Флетч позвонил в бюро обслуживания, заказал два сэндвича и кварту молока. Затем он снял ботинки, рубашку, улегся на кровать.
Его номер ничем не отличался от того, в котором он провел прошлую ночь. Комната того же размера, те же немаркие обои, зеркало на том же месте, в ванной то же число полотенец. Картина, правда, висела другая. Вместо летящей под парусами шхуны ему предлагали любоваться горной вершиной, освещенной лучами восходящего солнца. Но Флетч не успел порассуждать о любви Америки к стандартизации, о неизменности номеров мотелей, самих мотелей, аэропортов, городов, телевизионных выпусков новостей, даже кандидатов в президенты: зазвонил телефон.
— Я знал, что вы передумаете, — сказал он в трубку. — И уже заказал вам сэндвич.
— Как мило с вашей стороны, — ответил ему мужской голос. — Вы можете послать его в Айову?
— Почему бы и нет. Но кому?
— Мне. Рондоллу Джеймсу.
Флетч сел.
— Ай-эм Флетчер, мистер Джеймс.
— Пожалуйста, называйте меня Джеймс. Мои родители наградили меня именем, которое никто не может произнести правильно. Рондолл, сами видите. Как будто не могли найти чего-нибудь попроще. Так что я уже давно сдал его на хранение в отдел регистрации, где записывают вновь родившихся и умерших.
— Как я вас понимаю.
— Ваше имя тоже никто не может выговорить?
— Наоборот. Вы хотите вернуться на прежнее место работы?
— Пока еще нет. Я в Айове, приехал на похороны Вика Роббинса.

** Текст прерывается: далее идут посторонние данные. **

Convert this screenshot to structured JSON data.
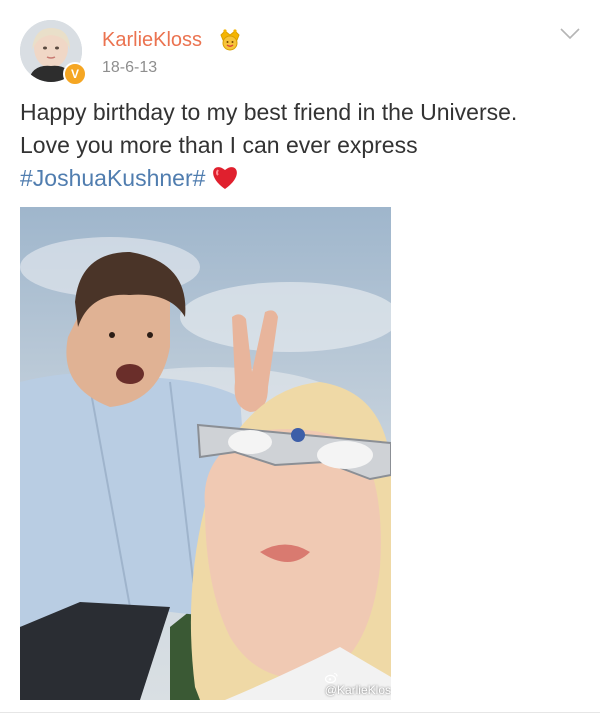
{
  "post": {
    "author": "KarlieKloss",
    "verified_badge": "V",
    "timestamp": "18-6-13",
    "text_line1": "Happy birthday to my best friend in the Universe.",
    "text_line2": "Love you more than I can ever express",
    "hashtag": "#JoshuaKushner#",
    "image_watermark": "@KarlieKlos"
  },
  "icons": {
    "crown": "crown-icon",
    "menu": "chevron-down-icon",
    "heart": "heart-icon",
    "weibo": "weibo-logo-icon"
  },
  "colors": {
    "username": "#eb7350",
    "hashtag": "#507daf",
    "badge": "#f5a623",
    "text": "#333333",
    "timestamp": "#8e8e8e"
  }
}
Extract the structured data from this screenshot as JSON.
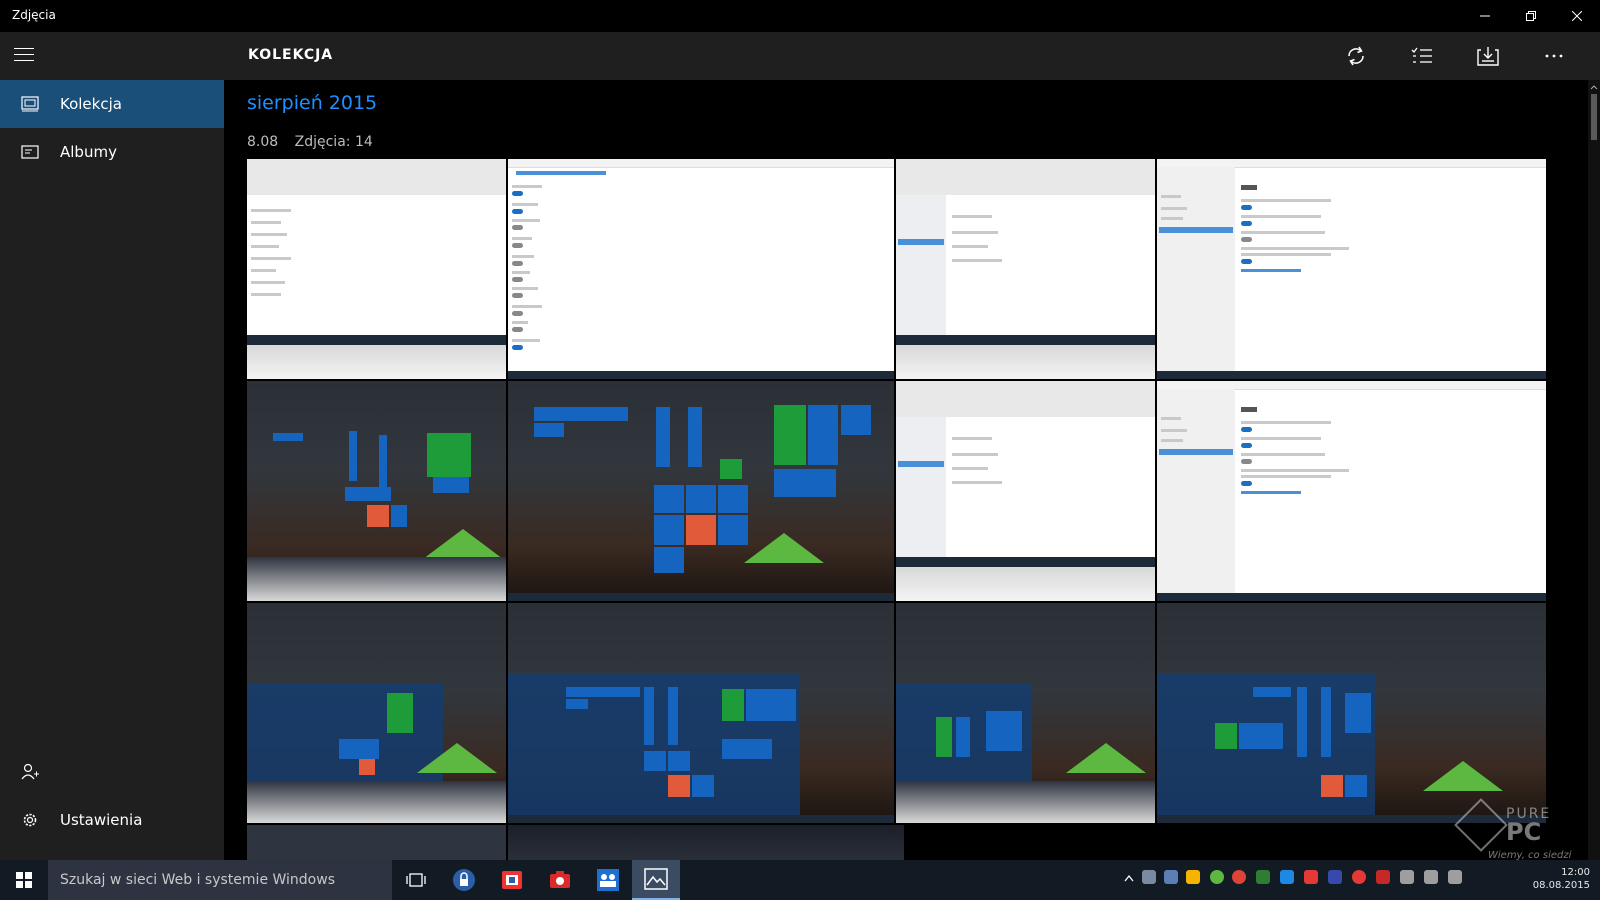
{
  "window": {
    "title": "Zdjęcia",
    "minimize_icon": "minimize-icon",
    "maximize_icon": "restore-icon",
    "close_icon": "close-icon"
  },
  "sidebar": {
    "items": [
      {
        "label": "Kolekcja",
        "icon": "collection-icon",
        "active": true
      },
      {
        "label": "Albumy",
        "icon": "album-icon",
        "active": false
      }
    ],
    "settings_label": "Ustawienia"
  },
  "header": {
    "title": "KOLEKCJA"
  },
  "collection": {
    "month": "sierpień 2015",
    "day": "8.08",
    "count": "Zdjęcia: 14"
  },
  "taskbar": {
    "search_placeholder": "Szukaj w sieci Web i systemie Windows",
    "clock_time": "12:00",
    "clock_date": "08.08.2015"
  },
  "watermark": {
    "line1": "PURE",
    "line2": "PC",
    "line3": "Wiemy, co siedzi"
  },
  "colors": {
    "accent": "#1e90ff",
    "nav_active": "#1a4f7a",
    "pane": "#1f1f1f",
    "taskbar": "#121a24"
  }
}
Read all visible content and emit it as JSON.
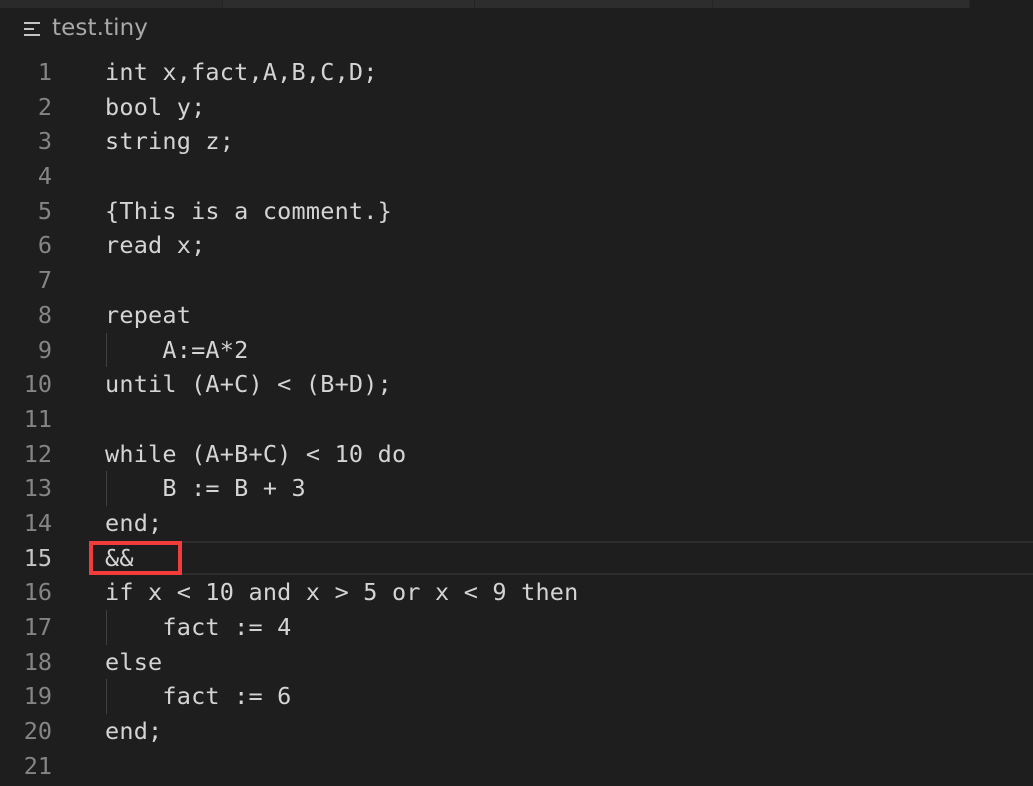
{
  "tabs": [
    {
      "label": ""
    },
    {
      "label": ""
    },
    {
      "label": ""
    },
    {
      "label": ""
    }
  ],
  "breadcrumb": {
    "icon": "plain-text-file-icon",
    "file_name": "test.tiny"
  },
  "editor": {
    "current_line": 15,
    "lines": [
      {
        "number": "1",
        "text": "int x,fact,A,B,C,D;",
        "indent_guide": false
      },
      {
        "number": "2",
        "text": "bool y;",
        "indent_guide": false
      },
      {
        "number": "3",
        "text": "string z;",
        "indent_guide": false
      },
      {
        "number": "4",
        "text": "",
        "indent_guide": false
      },
      {
        "number": "5",
        "text": "{This is a comment.}",
        "indent_guide": false
      },
      {
        "number": "6",
        "text": "read x;",
        "indent_guide": false
      },
      {
        "number": "7",
        "text": "",
        "indent_guide": false
      },
      {
        "number": "8",
        "text": "repeat",
        "indent_guide": false
      },
      {
        "number": "9",
        "text": "    A:=A*2",
        "indent_guide": true
      },
      {
        "number": "10",
        "text": "until (A+C) < (B+D);",
        "indent_guide": false
      },
      {
        "number": "11",
        "text": "",
        "indent_guide": false
      },
      {
        "number": "12",
        "text": "while (A+B+C) < 10 do",
        "indent_guide": false
      },
      {
        "number": "13",
        "text": "    B := B + 3",
        "indent_guide": true
      },
      {
        "number": "14",
        "text": "end;",
        "indent_guide": false
      },
      {
        "number": "15",
        "text": "&&",
        "indent_guide": false
      },
      {
        "number": "16",
        "text": "if x < 10 and x > 5 or x < 9 then",
        "indent_guide": false
      },
      {
        "number": "17",
        "text": "    fact := 4",
        "indent_guide": true
      },
      {
        "number": "18",
        "text": "else",
        "indent_guide": false
      },
      {
        "number": "19",
        "text": "    fact := 6",
        "indent_guide": true
      },
      {
        "number": "20",
        "text": "end;",
        "indent_guide": false
      },
      {
        "number": "21",
        "text": "",
        "indent_guide": false
      }
    ]
  },
  "annotation": {
    "label": "highlight-box",
    "target_line": 15,
    "color": "#f23b3b"
  },
  "colors": {
    "background": "#1e1e1e",
    "text": "#d4d4d4",
    "line_number": "#858585",
    "line_number_active": "#c6c6c6"
  }
}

— Но он погиб в Пенсильвании.
— Жил он в Айове. Его тело доставили сюда вечером.
— Вы были друзьями?
— Очень близкими. Вик многому научил меня. Кто писал заявление для прессы? Уолш?
— Да. Когда пришло сообщение, губернатор был на заводе.
— Будь я там, заявление для прессы звучало бы не столь формально. Иногда эти парни забывают, кто действительно творит американскую политику. Как вам нравится моя работа?
— Я в ней не силен.
— Неужели? Но вы ведь попали в выпуски новостей всех телекомпаний. Для первого дня неплохо.
— Да, но навредила ли нам эта речь?
— Главное, попасть на глаза избирателю. Получить время на телевидении, место в газете. Приближает кандидата к рядовому американцу, знаете ли. Главное, чтобы кандидат стал добрым знакомцем. А что он говорит или делает — дело десятое.
— Как вы думаете, Джеймс, его слова дошли до людей?
— Не уверен. Он говорил, что технический прогресс объединяет мир, сближает нас, возможно, усиливает чувство ответственности каждого за других. Так?
— Да. Я думаю, да.
— Удивительно то, что я сидел в баре, в тысяче миль от того места, где он выступал, но видел его и слышал все, что он говорит. Доказательство его правоты, не так ли?
— А что думали об этом те, кто сидел у стойки рядом с вами?
— Полагаю, речь Кэкстона не оценили. Один парень так и заявил: «Опять Кэкстон распинается ни пойми о чем. Лучше бы подсказал, где найти работу моей жене». Любитель джина. Бармен? Типичная реакция. Умный бармен никогда не будет брать чью-то сторону. Сказывается на чаевых, знаете ли.
— Наверное, пройдет день или два, прежде чем кто-либо переварит сказанное губернатором.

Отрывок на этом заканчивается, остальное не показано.